La langue crue qu’il utilise, celle des quartiers mal famés de Bombay, choque les milieux littéraires. Les poèmes qu’il écrit sur sa ville suintent le désespoir dû à l’exclusion et au mépris. Ecrites dans une langue qui nous est presque familière, à nous Occidentaux, les descriptions sont poignantes.
Le mot « Dalit » vient d’un certain Bhim Rao Ambedkar, fils d’intouchables qui eut le « privilège » de pouvoir faire des études. A la même époque que le Mahatma Gandhi, il critiquait violemment le système des castes, mais avec d’autres méthodes que le célèbre défenseur de la non-violence. Après l’indépendance de l’Union indienne, il fut nommé ministre de la justice dans le gouvernement Nehru. Il fut aussi l’architecte de la constitution de 1950, qui proscrit les discriminations et les privilèges dus aux castes. Pourtant, la hiérarchie des castes reste très présente dans la mentalité indienne, même chez les musulmans et les chrétiens.

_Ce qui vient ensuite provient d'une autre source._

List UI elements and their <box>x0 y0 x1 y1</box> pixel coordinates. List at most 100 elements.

Les règles de la Manu-Smriti hindouiste, le « Livre des Lois de Manus », père de l’humanité, divise la société en quatre groupes appelés « Varnas », nés chacun d’une partie du corps du premier homme divin Purusha : les Brahmanes, l’élite spirituelle et la caste la plus pure sont la tête, les Kshatriyas, guerriers et gens de pouvoir, les bras, les Vaishyas, commerçants, les jambes. En bas de l’échelle, on trouve les Shudras, les pieds du Purusha, condamnés à vivre au service des autres. Les Varnas se divisent eux-mêmes en 3000 sous-castes, les « Jati », qui correspondent aux différents métiers.

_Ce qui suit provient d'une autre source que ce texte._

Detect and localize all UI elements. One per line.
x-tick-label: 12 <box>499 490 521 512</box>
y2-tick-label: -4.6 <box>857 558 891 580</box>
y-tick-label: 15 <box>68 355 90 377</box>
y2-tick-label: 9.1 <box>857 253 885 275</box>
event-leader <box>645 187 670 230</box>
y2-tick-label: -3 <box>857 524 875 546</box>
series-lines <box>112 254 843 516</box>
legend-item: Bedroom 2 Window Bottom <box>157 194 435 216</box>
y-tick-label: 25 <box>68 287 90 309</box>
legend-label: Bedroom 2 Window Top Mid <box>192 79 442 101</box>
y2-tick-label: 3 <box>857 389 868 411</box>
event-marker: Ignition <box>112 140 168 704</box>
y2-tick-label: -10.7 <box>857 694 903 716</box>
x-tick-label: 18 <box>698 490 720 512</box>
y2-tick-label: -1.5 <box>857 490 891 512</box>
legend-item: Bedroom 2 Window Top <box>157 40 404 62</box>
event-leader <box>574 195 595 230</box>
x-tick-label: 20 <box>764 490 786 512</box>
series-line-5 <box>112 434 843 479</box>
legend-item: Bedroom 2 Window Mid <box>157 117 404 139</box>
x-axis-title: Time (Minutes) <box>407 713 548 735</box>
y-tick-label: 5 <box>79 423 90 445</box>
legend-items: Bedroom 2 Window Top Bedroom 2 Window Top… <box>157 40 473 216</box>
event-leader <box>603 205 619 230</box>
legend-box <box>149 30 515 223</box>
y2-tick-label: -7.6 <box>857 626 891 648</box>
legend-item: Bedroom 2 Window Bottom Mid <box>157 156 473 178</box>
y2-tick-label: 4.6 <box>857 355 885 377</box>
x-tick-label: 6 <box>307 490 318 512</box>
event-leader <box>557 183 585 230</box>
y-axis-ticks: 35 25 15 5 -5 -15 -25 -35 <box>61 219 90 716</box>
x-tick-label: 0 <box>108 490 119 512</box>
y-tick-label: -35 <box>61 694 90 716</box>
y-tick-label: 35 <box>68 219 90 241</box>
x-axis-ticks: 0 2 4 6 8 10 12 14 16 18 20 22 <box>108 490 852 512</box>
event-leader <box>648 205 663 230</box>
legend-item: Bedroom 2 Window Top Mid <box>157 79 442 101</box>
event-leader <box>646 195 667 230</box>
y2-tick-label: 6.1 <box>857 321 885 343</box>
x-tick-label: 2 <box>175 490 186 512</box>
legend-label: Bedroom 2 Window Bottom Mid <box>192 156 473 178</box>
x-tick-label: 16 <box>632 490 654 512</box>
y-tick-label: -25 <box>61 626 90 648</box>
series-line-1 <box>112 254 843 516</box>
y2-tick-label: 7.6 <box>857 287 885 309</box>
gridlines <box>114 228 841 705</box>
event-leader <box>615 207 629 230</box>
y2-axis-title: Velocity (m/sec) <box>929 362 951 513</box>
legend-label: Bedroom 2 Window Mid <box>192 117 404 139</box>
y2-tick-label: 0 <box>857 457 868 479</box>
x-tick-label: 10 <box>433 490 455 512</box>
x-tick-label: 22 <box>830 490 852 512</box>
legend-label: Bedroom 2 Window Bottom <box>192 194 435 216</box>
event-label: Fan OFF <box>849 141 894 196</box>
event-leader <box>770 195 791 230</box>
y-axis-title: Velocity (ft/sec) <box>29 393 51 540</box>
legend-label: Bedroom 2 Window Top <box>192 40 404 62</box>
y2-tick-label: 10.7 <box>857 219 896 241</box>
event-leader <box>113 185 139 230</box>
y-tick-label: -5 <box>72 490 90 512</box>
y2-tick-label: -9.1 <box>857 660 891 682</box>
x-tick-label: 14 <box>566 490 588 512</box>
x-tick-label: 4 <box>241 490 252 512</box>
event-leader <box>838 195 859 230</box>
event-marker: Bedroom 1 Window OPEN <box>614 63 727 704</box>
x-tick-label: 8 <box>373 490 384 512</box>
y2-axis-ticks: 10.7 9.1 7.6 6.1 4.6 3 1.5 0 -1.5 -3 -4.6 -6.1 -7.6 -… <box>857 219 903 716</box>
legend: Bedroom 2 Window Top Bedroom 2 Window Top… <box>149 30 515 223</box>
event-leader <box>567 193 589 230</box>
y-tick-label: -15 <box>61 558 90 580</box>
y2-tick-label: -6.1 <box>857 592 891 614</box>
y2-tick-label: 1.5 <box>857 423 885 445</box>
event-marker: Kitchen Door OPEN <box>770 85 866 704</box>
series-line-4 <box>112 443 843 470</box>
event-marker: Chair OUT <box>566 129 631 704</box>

L’appartenance à une caste est héréditaire, il est impossible d’en changer. En théorie, la caste à laquelle on appartient n’est pas liée à un niveau de richesse. Pourtant, les Indiens pauvres, après des siècles d’exploitation et de basses tâches, sont le plus souvent dans la caste des Shudras ou dans celle des « intouchables ». Ces derniers appartiennent soit aux Jati les moins en vue, soit sont carrément hors système, on les appelle d’ailleurs aussi les « sans-caste », ou les « parias », comme le fait Namdeo Dhasal.
La hiérarchie au sein de chacune des castes procède d’un système de valeurs fondé sur la pureté et l’impureté, c’est pourquoi pendant longtemps, les membres de différentes castes n’étaient pas autorisés à partager la même table, et encore moins à se marier. Et même si l’élection d’un « Dalit », Shri Kocheril Raman Narayanan, à la présidence de l’Union indienne en 1997 (jusqu’à 2002) a marqué une avancée importante, le « mélange » des castes est toujours très mal accepté dans le sous-continent. Dans les zones rurales notamment, les humiliations infligées aux « intouchables » ne provoquent souvent aucune protestation.
Officiellement, ils sont appelés aujourd’hui « Scheduled Castes ». Depuis l’indépendance du pays, on leur attribue certains quotas de postes dans l’administration et dans l’éducation. Arjun Singh, ministre du développement des ressources humaines, qui est aussi membre du Parti du congrès, a fait au début de l’année une proposition très controversée, celle d’introduire un nouveau quota dans l’éducation visant à réserver aux « Scheduled Castes » et aux « Scheduled Tribes », les aborigènes, ou Adivasi, eux aussi défavorisés, 49,5 % des places offertes dans les instituts de formation financés par le gouvernement.
Même s’il est aujourd’hui un poète et un homme politique reconnu (Parti républicain réunifié), même s’il s’est converti au bouddhisme, Namdeo Dhasal reste un « Dalit ». Même s’il a troqué le caniveau dans lequel il a grandi contre un appartement au cinquième étage d’un immeuble.